Наконец она все-таки столкнула со стола железную тарелку из-под хлеба: ее вихлястая пляска перешла в громовую дрожь и внезапно оборвалась. От железного хлябанья мать приоткрыла бессмысленные глаза и попросила принести таблетку аспирина. Лекарства хранились в старой коробке из-под обуви с одним оторвавшимся бортом, сверху заваленной останками поломанных очков. Сколько девочка ни рылась в целлофановых таблеточных упаковках, иногда стянутых резинками в пачки, иногда разодранных в шелуху – нигде не нашла даже обрывка слова «аспирин». На дне коробки, засыпанном белесой пылью и травяной лекарственной трухой, болталось множество таблеток россыпью: иные пожелтели и стали как костяные, иные мягко мазались на пальцы; между ними попадались лаковые пилюльки, побитые, но шустрые. Безымянные, они были так же опасны, как и неизвестные болезни, соответствующие им и представленные ими, подобно тому как изношенное платье бывает представлено сохранившимися пуговицами. Нервно всхлипнув, девочка выбрала между ними одну, поцелее и покрепче. Ей почудилось, что она сумеет обмануть неизбежное будущее, если притворится, будто отыскала нужное лекарство и вылечила мать.

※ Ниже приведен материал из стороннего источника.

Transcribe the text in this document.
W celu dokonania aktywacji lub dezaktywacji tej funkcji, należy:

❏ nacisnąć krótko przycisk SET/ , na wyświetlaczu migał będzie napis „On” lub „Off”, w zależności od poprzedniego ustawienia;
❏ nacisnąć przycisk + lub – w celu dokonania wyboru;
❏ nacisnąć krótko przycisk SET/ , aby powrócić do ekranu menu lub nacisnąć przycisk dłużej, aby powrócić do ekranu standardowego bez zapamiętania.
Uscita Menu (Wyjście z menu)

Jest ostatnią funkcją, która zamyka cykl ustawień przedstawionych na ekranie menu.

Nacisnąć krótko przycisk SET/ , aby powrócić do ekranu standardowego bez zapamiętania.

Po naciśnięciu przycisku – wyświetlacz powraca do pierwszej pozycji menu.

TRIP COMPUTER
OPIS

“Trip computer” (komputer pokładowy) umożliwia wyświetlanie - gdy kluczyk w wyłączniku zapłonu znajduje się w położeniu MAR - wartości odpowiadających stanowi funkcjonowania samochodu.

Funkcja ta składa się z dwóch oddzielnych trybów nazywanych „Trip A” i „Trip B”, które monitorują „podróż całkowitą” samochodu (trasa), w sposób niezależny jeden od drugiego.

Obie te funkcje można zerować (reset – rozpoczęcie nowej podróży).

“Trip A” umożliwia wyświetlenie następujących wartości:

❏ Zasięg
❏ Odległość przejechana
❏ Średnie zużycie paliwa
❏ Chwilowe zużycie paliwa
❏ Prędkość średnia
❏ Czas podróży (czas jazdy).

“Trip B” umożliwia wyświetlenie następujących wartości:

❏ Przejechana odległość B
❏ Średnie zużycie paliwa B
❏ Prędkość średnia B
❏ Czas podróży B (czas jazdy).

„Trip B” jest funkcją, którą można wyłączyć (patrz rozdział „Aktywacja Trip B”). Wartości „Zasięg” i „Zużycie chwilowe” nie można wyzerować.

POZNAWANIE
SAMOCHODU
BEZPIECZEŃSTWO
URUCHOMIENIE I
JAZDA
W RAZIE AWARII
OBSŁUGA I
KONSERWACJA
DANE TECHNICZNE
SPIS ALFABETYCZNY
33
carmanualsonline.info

На кухне девочка плюхнула из графина в захлебнувшийся стакан целую бульбу воды, облив себе руку и клеенку со вчерашними крошками! Внезапно ей показалось, что она действительно одна в квартире. Хрипел и жидко проливался в раковину слабенький кран, стучало на пол с толстой трубы, покрытой каплями воды и отверделой масляной краски; мутно и толсто, будто смерзшиеся в лед, зеленели на подоконнике молочные бутылки. Все вокруг сделалось чужое, ничего нельзя было трогать без хозяйки, чье отсутствие ощущалось гораздо сильнее, чем когда она уходила в вечернюю школу или в магазин. В эту минуту девочка впервые догадалась, что со временем должна покинуть этот дом,– и когда через двадцать четыре года, обнаружив и оставив потерявшуюся мать в областной онкологии, Катерина Ивановна, как была в пальто и резиновых сапогах с налипшими листьями, прошла зачем-то на кухню, она сразу узнала свое детское ощущение. На кухне капало, капало – со звоном в раковину, тупо в пол,– казалось, это уличный дождь проникает сквозь верхние этажи и заливает брошенную квартиру. Казалось, равномерный холодный дождь образовался в воздухе из давнего снега и размочил его побитые остатки в мелкие извилистые лужицы; время повернуло вспять. Лежалая осень снова развесилась по деревьям больничного городка, где мама махала Катерине Ивановне из окна своей палаты, и было такое чувство, будто ее четвертый корпус – это поезд, который вот-вот отойдет от перрона, и хотелось, чтобы скорее истекли томительные минуты прощания. Вернувшись в опустелую квартиру, Катерина Ивановна сидела праздно, будто маленькая девочка, пока Маргарита тихонько шуршала в комнате, собирая ее к себе. Дом из целой коробки вдруг превратился во что-то сквозное, в лежащую на улице груду кое-как составленных перекрытий с забытыми вещами внутри, а земля вокруг сделалась твердая и ничего не принимала на переработку, далее вода держалась в лужах будто в глиняной посуде. Катерина Ивановна подумала, что теперь все умершее и испорченное будет оставаться на поверхности и складываться в горы, угловатые и словно бы костлявые,– и тут же вспомнила, что эта мысль уже приходила в детстве, когда она впервые испугалась маминых похорон.